Reporter ; David Tato
BANDUNG – Exsel, SH, secara resmi mendatangi Bidang Profesi dan Pengamanan (Propam) Polda Jawa Barat pada Rabu (2/7/2026). Kedatangannya membawa sejumlah dokumen pendukung sebagai tindak lanjut atas dugaan adanya oknum anggota kepolisian yang menghambat proses Restorative Justice (RJ) serta melakukan pungutan liar (pungli) dalam sebuah perkara.
Langkah ini diambil untuk memperoleh kepastian hukum dan memastikan laporan masyarakat ditindaklanjuti sesuai prosedur. Berkas yang diserahkan diharapkan menjadi dasar bagi Propam untuk melakukan pendalaman dan pemeriksaan lebih lanjut terhadap dugaan pelanggaran tersebut.
Dalam proses pelaporan, Exsel mendapatkan pelayanan prima dari seorang personel wanita (Polwan) yang bertugas di bagian piket.

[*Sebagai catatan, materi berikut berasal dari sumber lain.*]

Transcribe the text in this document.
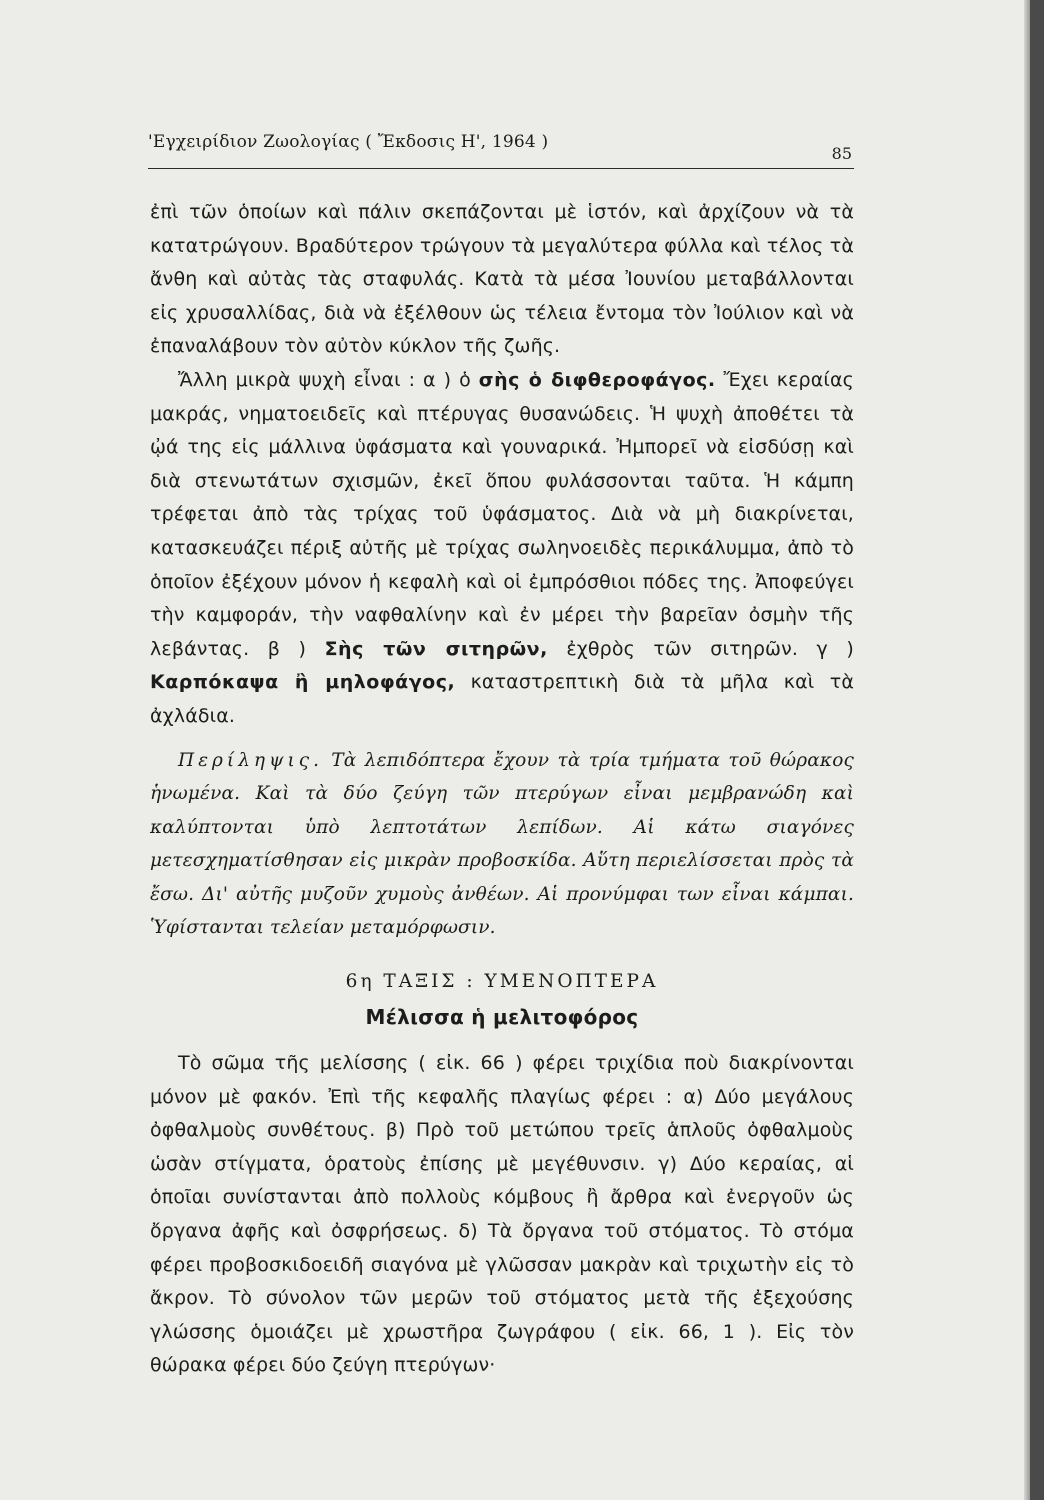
'Εγχειρίδιον Ζωολογίας ( Ἔκδοσις Η', 1964 )
85

ἐπὶ τῶν ὁποίων καὶ πάλιν σκεπάζονται μὲ ἱστόν, καὶ ἀρχίζουν νὰ τὰ κατατρώγουν. Βραδύτερον τρώγουν τὰ μεγαλύτερα φύλλα καὶ τέλος τὰ ἄνθη καὶ αὐτὰς τὰς σταφυλάς. Κατὰ τὰ μέσα Ἰουνίου μεταβάλλονται εἰς χρυσαλλίδας, διὰ νὰ ἐξέλθουν ὡς τέλεια ἔντομα τὸν Ἰούλιον καὶ νὰ ἐπαναλάβουν τὸν αὐτὸν κύκλον τῆς ζωῆς.

Ἄλλη μικρὰ ψυχὴ εἶναι : α ) ὁ σὴς ὁ διφθεροφάγος. Ἔχει κεραίας μακράς, νηματοειδεῖς καὶ πτέρυγας θυσανώδεις. Ἡ ψυχὴ ἀποθέτει τὰ ᾠά της εἰς μάλλινα ὑφάσματα καὶ γουναρικά. Ἠμπορεῖ νὰ εἰσδύσῃ καὶ διὰ στενωτάτων σχισμῶν, ἐκεῖ ὅπου φυλάσσονται ταῦτα. Ἡ κάμπη τρέφεται ἀπὸ τὰς τρίχας τοῦ ὑφάσματος. Διὰ νὰ μὴ διακρίνεται, κατασκευάζει πέριξ αὐτῆς μὲ τρίχας σωληνοειδὲς περικάλυμμα, ἀπὸ τὸ ὁποῖον ἐξέχουν μόνον ἡ κεφαλὴ καὶ οἱ ἐμπρόσθιοι πόδες της. Ἀποφεύγει τὴν καμφοράν, τὴν ναφθαλίνην καὶ ἐν μέρει τὴν βαρεῖαν ὀσμὴν τῆς λεβάντας. β ) Σὴς τῶν σιτηρῶν, ἐχθρὸς τῶν σιτηρῶν. γ ) Καρπόκαψα ἢ μηλοφάγος, καταστρεπτικὴ διὰ τὰ μῆλα καὶ τὰ ἀχλάδια.

Περίληψις. Τὰ λεπιδόπτερα ἔχουν τὰ τρία τμήματα τοῦ θώρακος ἡνωμένα. Καὶ τὰ δύο ζεύγη τῶν πτερύγων εἶναι μεμβρανώδη καὶ καλύπτονται ὑπὸ λεπτοτάτων λεπίδων. Αἱ κάτω σιαγόνες μετεσχηματίσθησαν εἰς μικρὰν προβοσκίδα. Αὕτη περιελίσσεται πρὸς τὰ ἔσω. Δι' αὐτῆς μυζοῦν χυμοὺς ἀνθέων. Αἱ προνύμφαι των εἶναι κάμπαι. Ὑφίστανται τελείαν μεταμόρφωσιν.

6η ΤΑΞΙΣ : ΥΜΕΝΟΠΤΕΡΑ
Μέλισσα ἡ μελιτοφόρος

Τὸ σῶμα τῆς μελίσσης ( εἰκ. 66 ) φέρει τριχίδια ποὺ διακρίνονται μόνον μὲ φακόν. Ἐπὶ τῆς κεφαλῆς πλαγίως φέρει : α) Δύο μεγάλους ὀφθαλμοὺς συνθέτους. β) Πρὸ τοῦ μετώπου τρεῖς ἁπλοῦς ὀφθαλμοὺς ὡσὰν στίγματα, ὁρατοὺς ἐπίσης μὲ μεγέθυνσιν. γ) Δύο κεραίας, αἱ ὁποῖαι συνίστανται ἀπὸ πολλοὺς κόμβους ἢ ἄρθρα καὶ ἐνεργοῦν ὡς ὄργανα ἀφῆς καὶ ὀσφρήσεως. δ) Τὰ ὄργανα τοῦ στόματος. Τὸ στόμα φέρει προβοσκιδοειδῆ σιαγόνα μὲ γλῶσσαν μακρὰν καὶ τριχωτὴν εἰς τὸ ἄκρον. Τὸ σύνολον τῶν μερῶν τοῦ στόματος μετὰ τῆς ἐξεχούσης γλώσσης ὁμοιάζει μὲ χρωστῆρα ζωγράφου ( εἰκ. 66, 1 ). Εἰς τὸν θώρακα φέρει δύο ζεύγη πτερύγων·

Polwan tersebut membantu membimbing proses pengaduan secara online hingga tuntas. “Saya menyampaikan apresiasi atas pelayanan yang profesional dan humanis dari rekan-rekan Propam, khususnya Polwan yang membantu proses administrasi,” ujar Exsel.
Exsel juga mengucapkan terima kasih kepada Ketua Umum FERADI WPI, Advokat Donny Andretti, S.H., M.Kom., serta rekan-rekan advokat seperti Advokat Rifa Asyah Ningrum, SH, dan David Agus Winoto atas dukungan moral dan hukum penuh. Ia juga mengapresiasi peran media massa yang telah memberitakan kasus ini secara independen dan berimbang.
Exsel berharap Propam Polda Jabar dapat memproses laporan ini secara objektif. Jika ditemukan pelanggaran etik atau disiplin oleh oknum yang dilaporkan, ia meminta penanganan dilakukan secara tegas berdasarkan alat bukti yang ada. Masyarakat dihimbau untuk tetap menjunjung tinggi asas praduga tak bersalah sambil menunggu hasil pemeriksaan resmi.